Sometimes, the deepest emotions find comfort and companionship through the arts.


I've been told I have a resting sad face- you know, like some people are said to have a resting bitch face (Though - what an unfair term that is!)


Perhaps it is true. I have the propensity to lean into the serious side of life - where there is a sense of urgency and matter-ness to life. (And yet as I write this, I recognize the irony that for years I failed to believe that I mattered outside of anything I do for others.)


I've been learning lately how to be, not do.


Be.


That small two-letter word feels nearly impossible to achieve. (Ah! There I go again - trying to do).  


I recently realized that I tend to do so I don't have to feel the sorrows that percolate when I am trying to be.


Perhaps for that reason, the only place I feel the most comfortable being is at my piano when playing the somber works of Chopin or the effervescent sound landscapes of Debussy.
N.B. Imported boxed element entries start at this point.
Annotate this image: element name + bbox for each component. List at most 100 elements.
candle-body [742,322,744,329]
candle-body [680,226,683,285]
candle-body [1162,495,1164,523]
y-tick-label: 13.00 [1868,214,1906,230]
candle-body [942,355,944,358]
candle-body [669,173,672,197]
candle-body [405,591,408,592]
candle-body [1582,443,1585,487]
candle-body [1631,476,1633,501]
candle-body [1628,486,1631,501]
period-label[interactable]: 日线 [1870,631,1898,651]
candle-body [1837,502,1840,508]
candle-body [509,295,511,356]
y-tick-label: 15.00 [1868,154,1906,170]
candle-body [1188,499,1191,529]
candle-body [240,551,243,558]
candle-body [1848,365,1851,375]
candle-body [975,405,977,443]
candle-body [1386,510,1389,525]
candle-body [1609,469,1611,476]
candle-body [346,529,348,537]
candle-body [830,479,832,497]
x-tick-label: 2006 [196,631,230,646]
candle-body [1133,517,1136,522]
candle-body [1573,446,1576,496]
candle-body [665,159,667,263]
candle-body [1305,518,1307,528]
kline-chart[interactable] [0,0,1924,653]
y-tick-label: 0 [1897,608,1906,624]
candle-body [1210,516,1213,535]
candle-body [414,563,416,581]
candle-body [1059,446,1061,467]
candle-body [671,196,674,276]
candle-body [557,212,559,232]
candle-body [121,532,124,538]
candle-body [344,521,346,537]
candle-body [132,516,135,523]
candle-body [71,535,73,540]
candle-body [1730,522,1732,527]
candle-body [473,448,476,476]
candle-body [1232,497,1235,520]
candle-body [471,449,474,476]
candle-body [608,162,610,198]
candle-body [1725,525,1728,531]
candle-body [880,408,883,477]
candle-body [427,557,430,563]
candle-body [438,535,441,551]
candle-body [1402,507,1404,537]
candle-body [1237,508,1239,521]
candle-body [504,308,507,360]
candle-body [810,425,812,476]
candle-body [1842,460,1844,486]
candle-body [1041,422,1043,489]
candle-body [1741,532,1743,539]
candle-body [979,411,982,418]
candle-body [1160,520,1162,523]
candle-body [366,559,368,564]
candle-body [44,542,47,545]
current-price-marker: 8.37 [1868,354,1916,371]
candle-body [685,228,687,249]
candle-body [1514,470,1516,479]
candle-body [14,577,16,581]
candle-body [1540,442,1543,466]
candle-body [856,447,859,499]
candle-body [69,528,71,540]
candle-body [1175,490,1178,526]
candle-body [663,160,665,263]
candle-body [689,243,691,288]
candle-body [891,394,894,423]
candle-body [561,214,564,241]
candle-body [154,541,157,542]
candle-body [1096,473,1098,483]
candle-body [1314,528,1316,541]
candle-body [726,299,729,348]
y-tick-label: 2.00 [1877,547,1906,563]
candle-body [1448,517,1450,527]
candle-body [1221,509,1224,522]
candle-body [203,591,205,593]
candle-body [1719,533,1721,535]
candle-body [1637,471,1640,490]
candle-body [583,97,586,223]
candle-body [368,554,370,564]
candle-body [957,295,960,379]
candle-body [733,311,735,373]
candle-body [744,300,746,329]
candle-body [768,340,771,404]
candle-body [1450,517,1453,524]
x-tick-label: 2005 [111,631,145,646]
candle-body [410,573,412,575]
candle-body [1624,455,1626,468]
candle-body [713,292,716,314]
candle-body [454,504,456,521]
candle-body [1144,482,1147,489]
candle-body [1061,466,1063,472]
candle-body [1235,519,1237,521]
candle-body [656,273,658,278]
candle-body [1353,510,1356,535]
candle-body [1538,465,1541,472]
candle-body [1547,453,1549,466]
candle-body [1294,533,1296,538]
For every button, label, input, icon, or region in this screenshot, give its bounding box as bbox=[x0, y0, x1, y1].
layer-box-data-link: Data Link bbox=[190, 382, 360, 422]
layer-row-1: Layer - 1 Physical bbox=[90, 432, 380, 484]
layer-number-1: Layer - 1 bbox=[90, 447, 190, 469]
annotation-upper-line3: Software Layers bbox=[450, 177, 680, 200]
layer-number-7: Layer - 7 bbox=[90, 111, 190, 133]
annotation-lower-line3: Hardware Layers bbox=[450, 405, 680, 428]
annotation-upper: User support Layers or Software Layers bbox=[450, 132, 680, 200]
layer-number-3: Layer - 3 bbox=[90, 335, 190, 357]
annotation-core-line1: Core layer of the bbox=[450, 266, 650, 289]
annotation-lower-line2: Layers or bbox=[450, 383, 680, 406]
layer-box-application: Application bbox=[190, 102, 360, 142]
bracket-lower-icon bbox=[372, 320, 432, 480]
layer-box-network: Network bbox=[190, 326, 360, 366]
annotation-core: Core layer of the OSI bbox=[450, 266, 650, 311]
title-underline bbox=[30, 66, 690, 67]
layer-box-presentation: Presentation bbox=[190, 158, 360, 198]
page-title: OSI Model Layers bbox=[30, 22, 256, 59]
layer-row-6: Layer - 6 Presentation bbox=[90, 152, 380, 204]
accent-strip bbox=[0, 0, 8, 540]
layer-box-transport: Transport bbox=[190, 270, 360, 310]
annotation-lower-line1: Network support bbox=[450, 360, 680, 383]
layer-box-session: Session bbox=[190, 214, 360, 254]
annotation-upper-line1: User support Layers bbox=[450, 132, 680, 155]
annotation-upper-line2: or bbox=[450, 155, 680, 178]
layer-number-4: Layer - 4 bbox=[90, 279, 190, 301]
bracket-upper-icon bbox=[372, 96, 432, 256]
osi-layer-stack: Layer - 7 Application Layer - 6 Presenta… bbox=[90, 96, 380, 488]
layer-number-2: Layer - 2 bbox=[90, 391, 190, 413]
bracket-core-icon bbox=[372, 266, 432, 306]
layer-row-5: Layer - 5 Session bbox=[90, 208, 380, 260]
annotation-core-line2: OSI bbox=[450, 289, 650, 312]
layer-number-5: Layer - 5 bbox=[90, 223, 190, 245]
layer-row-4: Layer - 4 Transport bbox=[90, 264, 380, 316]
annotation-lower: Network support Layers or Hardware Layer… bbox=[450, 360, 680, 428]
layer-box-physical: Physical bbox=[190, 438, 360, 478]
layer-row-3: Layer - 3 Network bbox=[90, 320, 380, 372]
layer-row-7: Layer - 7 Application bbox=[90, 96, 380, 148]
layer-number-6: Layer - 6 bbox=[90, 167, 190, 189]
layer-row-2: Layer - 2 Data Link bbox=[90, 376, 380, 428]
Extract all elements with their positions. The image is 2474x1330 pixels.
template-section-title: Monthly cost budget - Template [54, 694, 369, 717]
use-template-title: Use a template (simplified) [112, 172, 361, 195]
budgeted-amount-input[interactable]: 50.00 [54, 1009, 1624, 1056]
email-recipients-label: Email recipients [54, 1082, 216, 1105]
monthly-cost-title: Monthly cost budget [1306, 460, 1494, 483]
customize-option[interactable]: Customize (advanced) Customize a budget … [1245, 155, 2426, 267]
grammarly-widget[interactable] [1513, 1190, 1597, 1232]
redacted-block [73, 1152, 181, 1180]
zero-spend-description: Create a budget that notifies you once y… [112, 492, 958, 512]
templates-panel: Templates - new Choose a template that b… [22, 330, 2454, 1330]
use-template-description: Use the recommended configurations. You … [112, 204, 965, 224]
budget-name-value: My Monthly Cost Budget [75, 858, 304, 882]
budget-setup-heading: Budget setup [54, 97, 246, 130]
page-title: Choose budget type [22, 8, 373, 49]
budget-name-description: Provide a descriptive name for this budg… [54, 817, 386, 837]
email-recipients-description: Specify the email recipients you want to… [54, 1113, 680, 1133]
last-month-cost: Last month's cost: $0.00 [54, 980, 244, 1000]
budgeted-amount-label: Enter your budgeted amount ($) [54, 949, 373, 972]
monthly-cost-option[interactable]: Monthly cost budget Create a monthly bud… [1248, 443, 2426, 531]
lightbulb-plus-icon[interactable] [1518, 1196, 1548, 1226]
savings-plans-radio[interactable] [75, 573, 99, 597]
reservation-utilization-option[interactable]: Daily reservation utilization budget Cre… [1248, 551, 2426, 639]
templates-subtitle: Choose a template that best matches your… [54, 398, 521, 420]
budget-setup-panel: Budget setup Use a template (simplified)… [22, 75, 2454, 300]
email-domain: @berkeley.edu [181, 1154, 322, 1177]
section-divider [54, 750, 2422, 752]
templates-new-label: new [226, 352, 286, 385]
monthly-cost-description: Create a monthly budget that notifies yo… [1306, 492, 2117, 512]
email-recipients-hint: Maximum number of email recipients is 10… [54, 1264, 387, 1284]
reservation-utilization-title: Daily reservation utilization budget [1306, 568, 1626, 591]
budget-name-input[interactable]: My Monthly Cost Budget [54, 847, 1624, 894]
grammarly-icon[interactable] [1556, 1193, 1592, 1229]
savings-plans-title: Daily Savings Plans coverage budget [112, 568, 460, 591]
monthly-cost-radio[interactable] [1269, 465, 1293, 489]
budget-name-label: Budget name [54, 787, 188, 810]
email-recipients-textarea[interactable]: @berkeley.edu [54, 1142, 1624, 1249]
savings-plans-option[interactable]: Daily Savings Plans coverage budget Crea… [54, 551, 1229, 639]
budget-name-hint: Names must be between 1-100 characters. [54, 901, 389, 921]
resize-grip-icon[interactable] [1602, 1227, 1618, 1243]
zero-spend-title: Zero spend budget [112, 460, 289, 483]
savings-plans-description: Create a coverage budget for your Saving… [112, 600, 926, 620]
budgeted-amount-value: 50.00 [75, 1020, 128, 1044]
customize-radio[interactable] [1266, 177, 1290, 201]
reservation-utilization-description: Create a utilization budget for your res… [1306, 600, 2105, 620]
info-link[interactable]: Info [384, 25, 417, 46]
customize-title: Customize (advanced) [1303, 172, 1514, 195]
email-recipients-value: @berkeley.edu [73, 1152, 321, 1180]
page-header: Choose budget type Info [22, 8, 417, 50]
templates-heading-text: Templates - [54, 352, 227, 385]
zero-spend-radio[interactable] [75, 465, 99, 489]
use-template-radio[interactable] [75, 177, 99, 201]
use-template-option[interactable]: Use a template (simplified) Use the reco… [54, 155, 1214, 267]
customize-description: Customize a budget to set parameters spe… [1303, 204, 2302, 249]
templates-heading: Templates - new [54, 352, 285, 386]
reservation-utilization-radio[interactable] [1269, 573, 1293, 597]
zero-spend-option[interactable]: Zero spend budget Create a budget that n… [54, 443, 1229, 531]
Getting lost in the music, pouring my sorrows out over the keys, and connecting with the composer now long gone helps me soothe the usually inaccessible crevices of my soul in a way that no other thing, activity, or person can. 


For me, engaging in music is an active form of being.


Watercolor image of a woman crying

It's hard to express in words what music, an art form designed to express that which words cannot, means to me or how it touches my inner person. 


Perhaps science can explain how the vibrations of the sound waves interact with my physical form and transmute my inner being. Perhaps it will remain a mystery.


But for now, I continue to visit the piano in times of sorrow and let the somber tunes (preferably in the key of D Minor) soothe my aching soul that years in so deeply to be seen and understood.


As for my resting sad face, maybe the cure will simply be found in spending more time alone with the keys that provide me such comfort and knowing.


 

Food for Thought:


What practices do you turn to when needing to express feelings of sorrow or grief?


Some people turn to the arts, others somatic practices, time in nature, journaling, or in the company of friends.  


Remember, there is no right way. Do what works for you. 


As for me, you'll find me at my piano where comfort will be found in a minor key.